Face detection is done to find faces from the video and mark it boundaries. These are areas that can be future use for the face recognition task. To detect faces the pre-trained MTCNN network is being used.

Face recognition

The face detection is using embedding from the VGGFace2 network + KNN model implemented in Tensorflow.

In order to get your face recognized first a few examples have to be provided to our algorithm (now - at least 10).

When you see the application working and correctly detecting faces just click the Capture Examples button.

While capturing examples for the face detection there have to be single face in video!

After 10 examples are collected, we can type the name of the person and upload them to server.

As a result we see the current status of classification examples:

And from now on, the new person is recognized. For this example it's CoverGirl.

One more example

Running Jupyter Notebook and reproducing analysis

If you are interested about the classification, please check out this notebook which will explain in details how it works (e.g. threshold for the recognition).
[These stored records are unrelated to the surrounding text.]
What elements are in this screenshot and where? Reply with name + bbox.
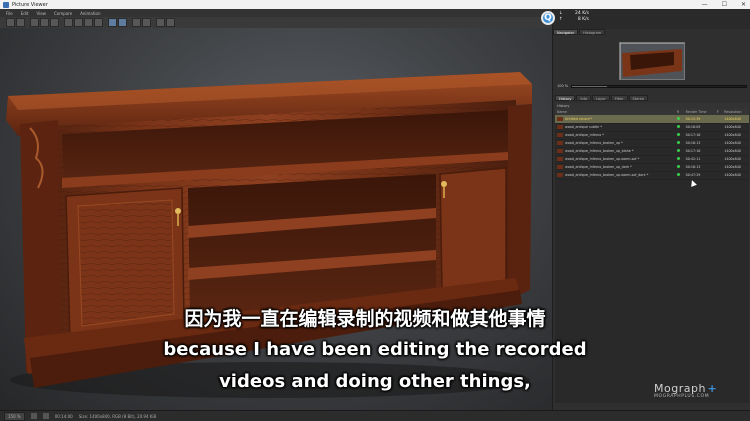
subtitle-english-line2: videos and doing other things, [219, 371, 531, 392]
tab-info[interactable]: Info [576, 95, 592, 101]
history-table: Name R Render Time F Resolution Untitled… [555, 109, 749, 180]
channel-b-icon[interactable] [94, 18, 103, 27]
menu-animation[interactable]: Animation [80, 11, 100, 16]
mograph-plus-logo: Mograph + MOGRAPHPLUS.COM [654, 382, 750, 410]
status-ok-icon [676, 173, 680, 176]
fullscreen-icon[interactable] [156, 18, 165, 27]
navigator-tabs: Navigator Histogram [553, 29, 606, 35]
table-row[interactable]: wood_antique_inferno * 00:17:16 1400x840 [555, 131, 749, 140]
zoom-slider[interactable] [571, 84, 747, 88]
compare-b-icon[interactable] [118, 18, 127, 27]
navigator-zoom: 100 % [557, 83, 747, 89]
window-titlebar: Picture Viewer — ☐ ✕ [0, 0, 750, 9]
table-row[interactable]: Untitled record * 00:15:39 1400x840 [555, 115, 749, 124]
render-icon[interactable] [30, 18, 39, 27]
menu-view[interactable]: View [36, 11, 46, 16]
render-thumbnail [557, 141, 563, 145]
subtitle-english-line1: because I have been editing the recorded [163, 339, 587, 360]
subtitle-chinese: 因为我一直在编辑录制的视频和做其他事情 [184, 308, 546, 330]
render-thumbnail [557, 116, 563, 121]
table-row[interactable]: wood_antique_inferno_broken_up-warm-sof_… [555, 171, 749, 180]
region-icon[interactable] [142, 18, 151, 27]
navigator-thumbnail[interactable] [619, 42, 685, 80]
status-ok-icon [676, 116, 680, 120]
status-info: Size: 1400x840, RGB (8 Bit), 20.94 KiB [78, 413, 157, 419]
tab-filter[interactable]: Filter [610, 95, 628, 101]
zoom-level[interactable]: 150 % [4, 411, 25, 421]
status-ok-icon [676, 133, 680, 136]
table-row[interactable]: wood_antique subtle * 00:16:09 1400x840 [555, 123, 749, 132]
panel-tabs: History Info Layer Filter Stereo [555, 95, 648, 101]
lut-icon[interactable] [166, 18, 175, 27]
render-thumbnail [557, 173, 563, 177]
channel-r-icon[interactable] [74, 18, 83, 27]
stop-icon[interactable] [40, 18, 49, 27]
table-row[interactable]: wood_antique_inferno_broken_up_blahe * 0… [555, 147, 749, 156]
table-row[interactable]: wood_antique_inferno_broken_up_dark * 00… [555, 163, 749, 172]
tab-history[interactable]: History [555, 95, 576, 101]
status-bar: 150 % 00:14:00 Size: 1400x840, RGB (8 Bi… [0, 410, 750, 421]
menu-bar: File Edit View Compare Animation [0, 9, 552, 17]
play-icon[interactable] [30, 413, 37, 419]
network-speed-widget: Q ↓ 24 K/s ↑ 8 K/s [541, 9, 750, 29]
app-icon [3, 1, 9, 8]
app-badge-icon[interactable]: Q [541, 11, 555, 25]
save-icon[interactable] [16, 18, 25, 27]
tab-histogram[interactable]: Histogram [579, 29, 606, 35]
navigator-zoom-value: 100 % [557, 84, 569, 88]
frame-icon[interactable] [132, 18, 141, 27]
render-thumbnail [557, 149, 563, 153]
channel-g-icon[interactable] [84, 18, 93, 27]
status-ok-icon [676, 141, 680, 144]
render-thumbnail [557, 157, 563, 161]
table-row[interactable]: wood_antique_inferno_broken_up * 00:16:1… [555, 139, 749, 148]
tab-stereo[interactable]: Stereo [628, 95, 648, 101]
network-speed: ↓ 24 K/s ↑ 8 K/s [559, 11, 589, 23]
menu-compare[interactable]: Compare [54, 11, 72, 16]
status-time: 00:14:00 [54, 413, 73, 419]
minimize-button[interactable]: — [702, 1, 708, 8]
tab-navigator[interactable]: Navigator [553, 29, 579, 35]
close-button[interactable]: ✕ [741, 1, 746, 8]
window-controls: — ☐ ✕ [702, 0, 746, 9]
toolbar [0, 17, 552, 28]
tab-layer[interactable]: Layer [592, 95, 610, 101]
render-thumbnail [557, 125, 563, 129]
channel-rgb-icon[interactable] [64, 18, 73, 27]
open-icon[interactable] [6, 18, 15, 27]
status-ok-icon [676, 125, 680, 128]
upload-icon: ↑ [559, 17, 563, 22]
compare-a-icon[interactable] [108, 18, 117, 27]
menu-edit[interactable]: Edit [21, 11, 29, 16]
window-title: Picture Viewer [12, 1, 48, 8]
loop-icon[interactable] [42, 413, 49, 419]
navigator-preview-image [620, 43, 684, 79]
render-thumbnail [557, 133, 563, 137]
table-row[interactable]: wood_antique_inferno_broken_up-warm-sof … [555, 155, 749, 164]
status-ok-icon [676, 157, 680, 160]
clear-icon[interactable] [50, 18, 59, 27]
logo-url: MOGRAPHPLUS.COM [654, 394, 710, 399]
zoom-slider-fill [572, 85, 607, 87]
menu-file[interactable]: File [6, 11, 13, 16]
status-ok-icon [676, 149, 680, 152]
render-thumbnail [557, 165, 563, 169]
maximize-button[interactable]: ☐ [722, 1, 727, 8]
upload-speed: 8 K/s [577, 17, 589, 22]
status-ok-icon [676, 165, 680, 168]
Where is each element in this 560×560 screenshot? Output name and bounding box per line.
You can run jupyter notebook from the docker, just type:

docker run --rm -it -p 8888:8888 btwardow/tf-face-recognition:1.0.0 /run_jupyter.sh --allow-root

TODOs

  • face detection with a pre-trained MTCNN network
  • training face recognition classifier (use pre-trained embedding + classifier) based on provided examples
  • model updates directly from the browser
  • save & clear classification model from the browser
  • check if detection can be done faster, if so re-implement it (optimize MTCNN for inference?)
  • try out port it to Trensorflow.js (as skeptical as I am of crunching numbers in JavaScript...)

Thanks

Many thanks to creators of facenet project, which provides pre trained models for VGGFace2. Great job!